Książka pisana jest bardziej przez muzyka, niż przez teoretyka muzyki, estetyka. Dlatego na pewno o wiele bardziej skorzystają z niej osoby, które zaznajomione są czy to z muzyką organową, czy grą na klawesynie, klawikordzie, skrzypcach, także skorzystają ci, którzy będą chcieli poznać tajniki interpretacyjne muzyki Bacha. To nie jest tak, że bierze się nuty i gra pasje, kantaty i inne tego dzieła autora, tak jak się grać powinno. Schweitzer ostrzega przed tym zadaniem i jednocześnie naprowadza, uczy i wychowuje, także intryguje. Wskazuje na to, że część utworów jest zdecydowanie trudniej wykonać, bowiem w czasach kantora św. Tomasza z Lipska istniały takie istrumenty, które już współcześnie nie występują. Ale można z użyciem współczesnych intrumentów zbliżyć się, i to niepomiernie w wykonaniu do wykonania Bacha, kompozytora, który był właściwie dopełnieniem swojej epoki, kimś, kto ogarnął wszystko, co do jego czasów zostało zagrane w muzyce kościelnej i z pomocą swojego geniuszu zamknął dalsze możliwości rozwoju, ale jakże pięknie i mistrzowsko.

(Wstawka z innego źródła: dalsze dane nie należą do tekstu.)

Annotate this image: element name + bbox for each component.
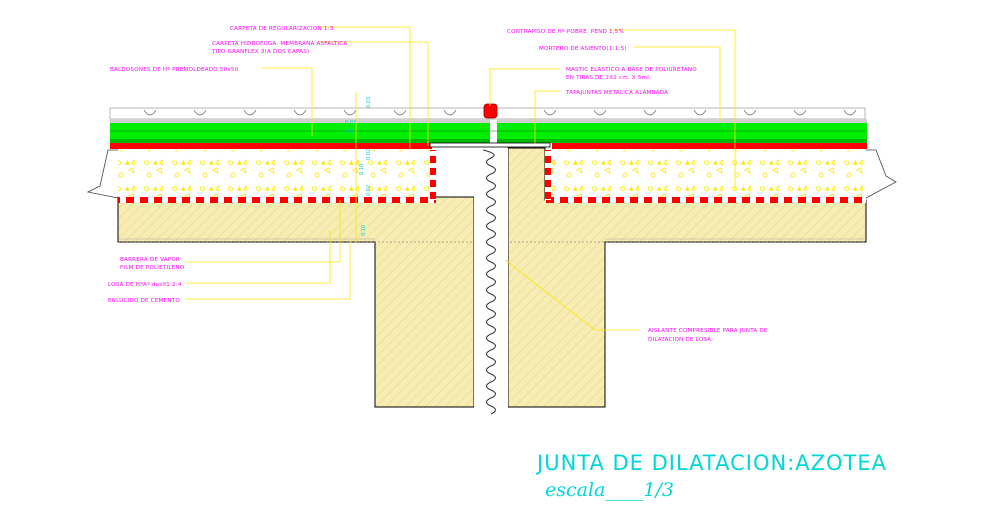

Autor w dużej mierze opiera się na jednym z pierwszych, ale zarazem najdoskonalszych badaczy biografii i muzyki Bacha, Spiccie (Philipp Spitta),badaczu wnikliwym, na którego materiale opierają się wszyscy biografowie Bacha. Właściwie nie da się wyjść poza Spittę, można jedynie pogłębiać jego badania. Tak samo można powiedzieć o Schweitzerze, że nie da się poza niego wyjść, ale jednynie można pogłębiać jego biograficzne i muzyczno-interpretacyjne dokonanie.
Na koniec chciałbym powiedzieć, że to nie jest tak, że Bacha od razu wszyscy zauważyli i padli przed nim na kolana. Jego recepcja rozwijała się powoli i sympatyków zdobywał raczej niełatwo. Pochodził wprawdzie z licznej i tradycyjnej rodziny muzyków, ale - na co autor zwraca uwagę - za jego czasów raczej bardziej znany i ceniony był jeden z jego synów.

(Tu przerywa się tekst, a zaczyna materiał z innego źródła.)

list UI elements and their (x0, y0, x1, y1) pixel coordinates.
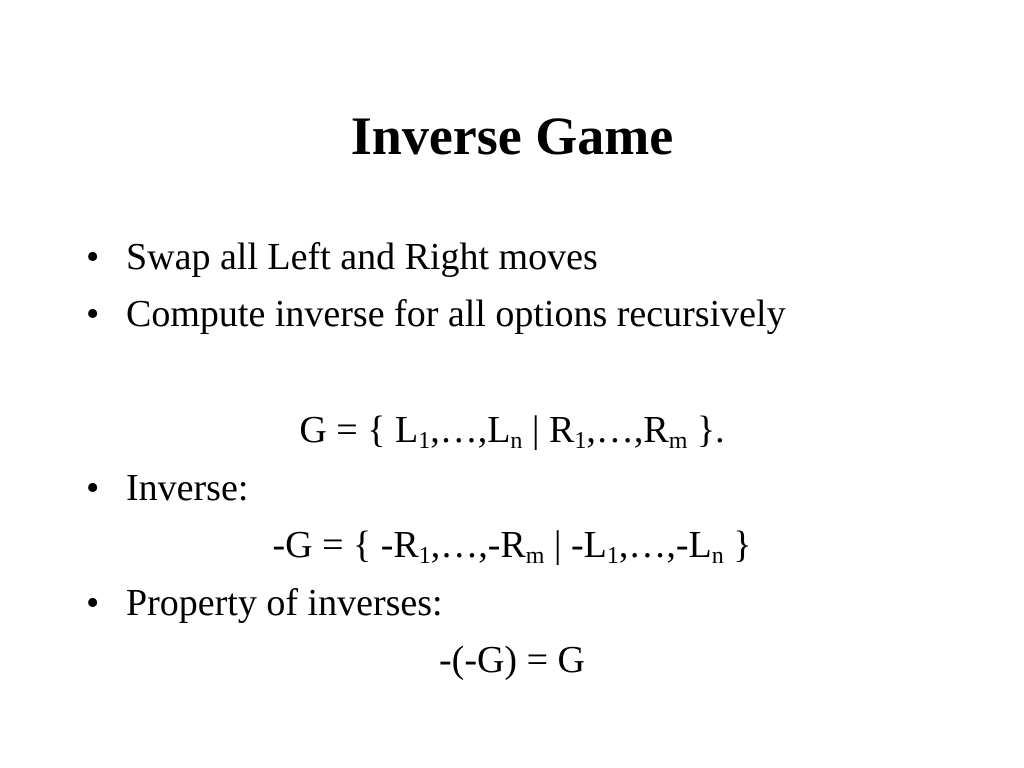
bullet-text: Property of inverses: (126, 582, 443, 624)
subscript: 1 (418, 543, 431, 569)
subscript: n (510, 428, 523, 454)
formula-text: G = { L (299, 409, 419, 451)
formula-text: ,…,R (586, 409, 669, 451)
formula-text: } (723, 524, 752, 566)
formula-text: | -L (544, 524, 607, 566)
bullet-icon: • (86, 236, 100, 278)
inverse-property-formula: -(-G) = G (439, 639, 585, 681)
inverse-formula: -G = { -R1,…,-Rm | -L1,…,-Ln } (0, 522, 1024, 568)
bullet-text: Swap all Left and Right moves (126, 236, 598, 278)
formula-text: ,…,-L (618, 524, 712, 566)
subscript: 1 (606, 543, 619, 569)
bullet-icon: • (86, 582, 100, 624)
bullet-item: • Property of inverses: (86, 580, 443, 626)
subscript: 1 (574, 428, 587, 454)
subscript: n (711, 543, 724, 569)
subscript: 1 (418, 428, 431, 454)
bullet-text: Compute inverse for all options recursiv… (126, 293, 786, 335)
formula-text: -G = { -R (272, 524, 419, 566)
bullet-icon: • (86, 467, 100, 509)
game-definition-formula: G = { L1,…,Ln | R1,…,Rm }. (0, 407, 1024, 453)
slide-title: Inverse Game (350, 106, 674, 166)
formula-text: ,…,L (430, 409, 511, 451)
formula-text: }. (687, 409, 725, 451)
bullet-item: • Inverse: (86, 465, 248, 511)
formula-text: | R (522, 409, 575, 451)
bullet-item: • Compute inverse for all options recursi… (86, 291, 786, 337)
bullet-text: Inverse: (126, 467, 249, 509)
bullet-icon: • (86, 293, 100, 335)
subscript: m (668, 428, 688, 454)
formula-text: ,…,-R (430, 524, 526, 566)
subscript: m (525, 543, 545, 569)
bullet-item: • Swap all Left and Right moves (86, 234, 598, 280)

Bach był geniuszem nie tylko kompozytorskim, ale i grał genialnie, a także znał się na intrumentach przednie, tak dobrze, że wizytował instrumenty, nastrajał, krytykował ich wykonawców.
Do Bacha trzeba dojrzeć i do niego niemiecka - i nie tylko niemiecka - publicznośc dojrzewała powoli, ponad sto lat, by dalej na tym polu popularyzatorskim jego najwięksi miłośnicy mieli jeszcze wiele do zrobienia. Tak wiele, ale i wiele zrobił dla Bacha sam Schweitzer.